The Mystery Behind The Legendary Viking Ulfberht Swords

During the early Middle Ages, a considerable number of swords marked with the inscription ‘VLFBERHT’ (as well as variants of it) were used in many places throughout Europe. Quite many myths and legends surround their making, some being produced with such durable metal that they proved resistant even to these days.

These artefacts had been wrought from the 9th century to the mid-late 11th century, coinciding as such with the end of the tumultuous Viking Age. What some people might not know about them, however, is that they were initially designed in the Frankish Empire.

Replica of an 8th century Frankish sword from Weismain, Upper Frankonia, Germany (Archäologiemuseum Oberfranken, Forchheim). Image source: www.commons.wikimedia.org

Later on, many of them were either exported, traded or exchanged to other kingdoms in early medieval Europe. What reinforces this theory is that the very word ‘VLFBERHT’ (Ulfberht) is actually a Frankish personal name which became a marketing term for many blacksmiths of the time. Who exactly created them though remains rather debatable.

Replicas of an early medieval helm and a sword featuring a Viking Age-like pommel. Image source: www.pixabay.com

So it is that the Norse origin for these blades is nothing more but a mere misconception. Nonetheless, many of them were used on the battlefield by the Norsemen both in native Scandinavia and overseas. Those ones had a specific pommel which resembled a crown (similar to the design of a sword’s pommel from the large bronze monument at Stavanger, south-western Norway).

As previously mentioned, their initial place of origin can be traced to the former Frankish Empire, specifically to Rhineland (or Austrasia as it was formerly known).

Depiction of an armed man with a similar Ulfberht sword (from Stuttgart Psalter fol. 7v, dated circa 830). Image source: www.commons.wikimedia.org

Nowadays, an estimated number of 170 swords of this sort were unearthed through extensive archaeological research on the European continent. The largest density of such historical relics can be mapped to present day Norway, Sweden, and Finland (in this order). Aside from Fennoscandia, some were found in modern Baltic states as well as in northern Poland and Germany. Other swords were rarely discovered elsewhere than in Northern and Western Europe.

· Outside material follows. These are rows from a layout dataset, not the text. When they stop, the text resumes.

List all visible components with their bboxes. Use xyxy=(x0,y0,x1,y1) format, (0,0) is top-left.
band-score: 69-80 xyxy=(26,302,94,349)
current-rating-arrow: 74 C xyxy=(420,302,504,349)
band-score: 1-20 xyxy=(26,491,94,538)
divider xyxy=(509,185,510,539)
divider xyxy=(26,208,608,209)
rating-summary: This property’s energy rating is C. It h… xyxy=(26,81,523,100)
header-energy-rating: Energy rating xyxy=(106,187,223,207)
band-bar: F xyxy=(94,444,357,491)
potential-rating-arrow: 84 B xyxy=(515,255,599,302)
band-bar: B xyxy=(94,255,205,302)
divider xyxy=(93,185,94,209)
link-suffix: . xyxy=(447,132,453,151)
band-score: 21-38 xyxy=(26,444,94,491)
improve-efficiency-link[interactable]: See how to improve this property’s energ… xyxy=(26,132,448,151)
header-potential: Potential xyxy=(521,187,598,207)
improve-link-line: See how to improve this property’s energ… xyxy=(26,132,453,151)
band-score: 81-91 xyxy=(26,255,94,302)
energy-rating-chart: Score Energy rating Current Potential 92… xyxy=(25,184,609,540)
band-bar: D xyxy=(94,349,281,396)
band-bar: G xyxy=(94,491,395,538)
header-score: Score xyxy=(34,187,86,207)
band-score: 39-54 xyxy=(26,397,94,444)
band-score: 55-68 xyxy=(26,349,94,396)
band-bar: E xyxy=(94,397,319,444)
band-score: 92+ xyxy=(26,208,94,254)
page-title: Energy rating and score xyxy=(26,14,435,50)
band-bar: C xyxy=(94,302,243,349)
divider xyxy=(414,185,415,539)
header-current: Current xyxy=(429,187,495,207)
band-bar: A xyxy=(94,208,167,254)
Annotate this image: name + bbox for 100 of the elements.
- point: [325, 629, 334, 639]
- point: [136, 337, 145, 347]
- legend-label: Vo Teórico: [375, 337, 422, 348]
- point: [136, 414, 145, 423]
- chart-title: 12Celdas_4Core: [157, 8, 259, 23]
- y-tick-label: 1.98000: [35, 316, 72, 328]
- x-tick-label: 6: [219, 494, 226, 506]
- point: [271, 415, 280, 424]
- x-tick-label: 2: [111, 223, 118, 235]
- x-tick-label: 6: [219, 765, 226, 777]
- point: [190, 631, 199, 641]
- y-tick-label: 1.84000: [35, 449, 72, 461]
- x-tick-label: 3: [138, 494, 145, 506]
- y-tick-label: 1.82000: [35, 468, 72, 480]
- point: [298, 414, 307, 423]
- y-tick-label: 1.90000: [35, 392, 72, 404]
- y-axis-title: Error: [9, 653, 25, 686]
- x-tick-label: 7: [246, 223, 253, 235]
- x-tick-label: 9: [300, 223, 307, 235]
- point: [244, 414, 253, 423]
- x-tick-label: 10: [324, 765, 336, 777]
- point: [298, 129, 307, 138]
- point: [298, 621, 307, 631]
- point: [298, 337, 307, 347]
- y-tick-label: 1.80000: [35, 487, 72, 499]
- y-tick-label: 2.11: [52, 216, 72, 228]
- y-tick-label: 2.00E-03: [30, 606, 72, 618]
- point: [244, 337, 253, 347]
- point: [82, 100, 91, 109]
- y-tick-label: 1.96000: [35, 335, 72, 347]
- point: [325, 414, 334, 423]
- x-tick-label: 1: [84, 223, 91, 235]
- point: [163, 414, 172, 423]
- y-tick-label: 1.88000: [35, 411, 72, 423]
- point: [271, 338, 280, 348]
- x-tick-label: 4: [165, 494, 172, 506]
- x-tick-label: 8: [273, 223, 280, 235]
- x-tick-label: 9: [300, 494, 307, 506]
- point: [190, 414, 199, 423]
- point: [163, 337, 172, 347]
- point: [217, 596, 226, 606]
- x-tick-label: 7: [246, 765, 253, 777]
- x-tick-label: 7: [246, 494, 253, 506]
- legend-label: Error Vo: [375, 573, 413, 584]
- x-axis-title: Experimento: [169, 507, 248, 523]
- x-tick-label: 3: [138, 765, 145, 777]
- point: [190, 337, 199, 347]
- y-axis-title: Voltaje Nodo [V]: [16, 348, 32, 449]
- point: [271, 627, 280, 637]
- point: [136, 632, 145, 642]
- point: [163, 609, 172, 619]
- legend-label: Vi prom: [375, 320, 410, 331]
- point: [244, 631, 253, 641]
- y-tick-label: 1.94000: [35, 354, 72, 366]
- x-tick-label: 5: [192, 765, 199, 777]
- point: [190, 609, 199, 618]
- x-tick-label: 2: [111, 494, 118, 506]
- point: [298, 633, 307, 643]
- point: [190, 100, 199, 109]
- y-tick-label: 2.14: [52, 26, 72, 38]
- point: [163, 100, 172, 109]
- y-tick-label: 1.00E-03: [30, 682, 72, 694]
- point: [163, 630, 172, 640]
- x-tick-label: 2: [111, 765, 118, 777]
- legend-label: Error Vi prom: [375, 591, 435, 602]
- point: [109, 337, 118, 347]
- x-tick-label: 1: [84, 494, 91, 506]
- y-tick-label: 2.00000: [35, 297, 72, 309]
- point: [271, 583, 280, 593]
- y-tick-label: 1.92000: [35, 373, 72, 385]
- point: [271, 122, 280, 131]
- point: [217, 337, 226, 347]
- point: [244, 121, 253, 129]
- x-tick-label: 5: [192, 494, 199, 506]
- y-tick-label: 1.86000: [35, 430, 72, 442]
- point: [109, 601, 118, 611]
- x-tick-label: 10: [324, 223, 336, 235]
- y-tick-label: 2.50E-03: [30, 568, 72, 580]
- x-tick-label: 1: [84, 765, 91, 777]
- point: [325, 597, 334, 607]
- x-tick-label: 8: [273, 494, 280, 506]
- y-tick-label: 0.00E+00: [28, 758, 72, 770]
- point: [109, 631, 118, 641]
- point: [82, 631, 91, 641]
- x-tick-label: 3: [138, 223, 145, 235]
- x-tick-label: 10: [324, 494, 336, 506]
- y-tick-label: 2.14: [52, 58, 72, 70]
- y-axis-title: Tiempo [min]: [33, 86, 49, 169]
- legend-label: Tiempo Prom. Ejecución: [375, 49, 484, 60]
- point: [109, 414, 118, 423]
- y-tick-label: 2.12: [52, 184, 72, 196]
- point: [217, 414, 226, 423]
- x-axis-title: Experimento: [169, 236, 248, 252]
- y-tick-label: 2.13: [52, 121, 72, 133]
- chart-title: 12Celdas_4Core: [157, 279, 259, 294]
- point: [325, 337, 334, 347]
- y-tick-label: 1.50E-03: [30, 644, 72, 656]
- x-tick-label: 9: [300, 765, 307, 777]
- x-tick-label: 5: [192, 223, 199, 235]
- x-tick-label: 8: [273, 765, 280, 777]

Technically, these swords were authentic masterpieces. They were durable, light, and extremely efficient against several types of armours. They had an average weight of 1.2 kg, an average length of 91 cm, and a common width of 5 cm. A particularly interesting sword of this kind is the one found in river Weser, Lower Saxony, Germany. According to several scholars, this discovery can potentially shed more light on the exact origin of these swords.

It is not excluded that they were originally made at monasteries located not far away from Weser, perhaps even at Fulda. The artefact puzzled many experts because of the fact that its blade was made of iron of a very close quality to that of steel (which is reminiscent of modern steelmaking practices of the 17th century).